После смерти отца О-Сэн с дедом Гэнроку переехали в другой район. Теперь они жили далеко от Сугиты, и О-Тё посещала их значительно реже, однако плотники из мастерской по-прежнему точили свои инструменты у Гэнроку.
— Где это видано, чтобы плотник обращался к чужому человеку, сам должен содержать в порядке свой инструмент, — ворчливо встречал их дед, но заказы всегда выполнял исправно.

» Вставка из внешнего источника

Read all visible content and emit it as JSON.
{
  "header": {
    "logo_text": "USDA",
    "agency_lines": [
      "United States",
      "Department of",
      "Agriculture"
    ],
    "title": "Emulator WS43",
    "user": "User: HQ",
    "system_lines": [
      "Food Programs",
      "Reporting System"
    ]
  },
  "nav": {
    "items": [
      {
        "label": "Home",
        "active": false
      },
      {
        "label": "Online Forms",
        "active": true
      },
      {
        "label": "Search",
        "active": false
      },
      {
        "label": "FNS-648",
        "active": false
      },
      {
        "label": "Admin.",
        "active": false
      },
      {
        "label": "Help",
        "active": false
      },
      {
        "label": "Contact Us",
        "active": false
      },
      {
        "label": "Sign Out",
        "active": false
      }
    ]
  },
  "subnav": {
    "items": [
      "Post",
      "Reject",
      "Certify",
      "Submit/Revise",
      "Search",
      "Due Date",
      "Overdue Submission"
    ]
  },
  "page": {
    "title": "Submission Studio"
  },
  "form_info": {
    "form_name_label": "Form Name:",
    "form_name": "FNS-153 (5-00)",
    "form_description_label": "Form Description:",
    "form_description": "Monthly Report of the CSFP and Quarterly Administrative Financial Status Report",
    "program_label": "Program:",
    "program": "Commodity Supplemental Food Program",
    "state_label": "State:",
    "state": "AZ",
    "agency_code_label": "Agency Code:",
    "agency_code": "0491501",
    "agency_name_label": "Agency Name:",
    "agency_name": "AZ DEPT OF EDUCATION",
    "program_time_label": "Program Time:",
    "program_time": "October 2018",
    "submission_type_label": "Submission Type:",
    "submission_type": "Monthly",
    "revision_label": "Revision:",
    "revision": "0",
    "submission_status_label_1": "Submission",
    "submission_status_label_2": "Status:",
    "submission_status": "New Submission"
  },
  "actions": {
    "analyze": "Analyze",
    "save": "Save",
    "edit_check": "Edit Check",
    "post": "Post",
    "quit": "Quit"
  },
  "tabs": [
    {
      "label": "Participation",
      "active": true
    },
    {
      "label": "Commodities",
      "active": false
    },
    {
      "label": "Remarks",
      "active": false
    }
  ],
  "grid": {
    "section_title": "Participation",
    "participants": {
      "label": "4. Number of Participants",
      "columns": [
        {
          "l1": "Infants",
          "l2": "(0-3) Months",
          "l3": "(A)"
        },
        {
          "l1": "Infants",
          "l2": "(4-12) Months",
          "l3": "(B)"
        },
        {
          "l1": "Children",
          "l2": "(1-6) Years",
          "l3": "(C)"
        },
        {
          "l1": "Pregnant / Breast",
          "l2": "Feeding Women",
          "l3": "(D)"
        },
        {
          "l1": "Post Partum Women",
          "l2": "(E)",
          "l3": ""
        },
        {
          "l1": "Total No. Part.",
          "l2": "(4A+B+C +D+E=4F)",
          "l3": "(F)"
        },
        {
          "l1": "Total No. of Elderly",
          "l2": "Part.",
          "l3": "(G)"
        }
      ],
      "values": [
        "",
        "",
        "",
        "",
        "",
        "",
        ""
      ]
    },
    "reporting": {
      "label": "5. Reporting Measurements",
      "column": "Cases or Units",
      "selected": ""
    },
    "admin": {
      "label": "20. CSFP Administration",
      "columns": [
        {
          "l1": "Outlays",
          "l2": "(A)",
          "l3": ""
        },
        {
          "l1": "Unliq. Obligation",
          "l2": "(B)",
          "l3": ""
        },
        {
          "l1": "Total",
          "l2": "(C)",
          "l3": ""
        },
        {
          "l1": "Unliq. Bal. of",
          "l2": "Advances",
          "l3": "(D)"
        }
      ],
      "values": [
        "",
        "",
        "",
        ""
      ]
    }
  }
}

Он не упускал случая, чтобы напомнить плотникам о рабочей гордости, вспоминал, какими были ремесленники в старину. Это доставляло старику удовольствие, да и плотники с интересом слушали его рассказы. Он говорил о превратностях судьбы, о том, как старые мастера, не пасуя перед трудностями, честно выполняли работу, об их простоте, энтузиазме и преданности делу. Своими рассказами он призывал следовать примеру тех мастеров. Прислушивались к его советам и Кота с Сёкити.
Хотя Кота по-прежнему грубил в мастерской старшим, однако он стал отличным мастером, ни в чем не уступая опытным плотникам. Бывая в театре, он не забывал приобрести для О-Сэн нарядные шпильки, полотенца с фамильными гербами знаменитых актеров или на худой конец сменные воротнички для нижнего женского кимоно. Но умению преподносить подарок он так и не научился. «На, возьми», — говорил он О-Сэн и, отвернувшись, протягивал очередное подношение. Впрочем, такое поведение Коты нисколько не обижало О-Сэн, и она предпочитала обращаться с разными просьбами именно к Коте, а не к Сёкити...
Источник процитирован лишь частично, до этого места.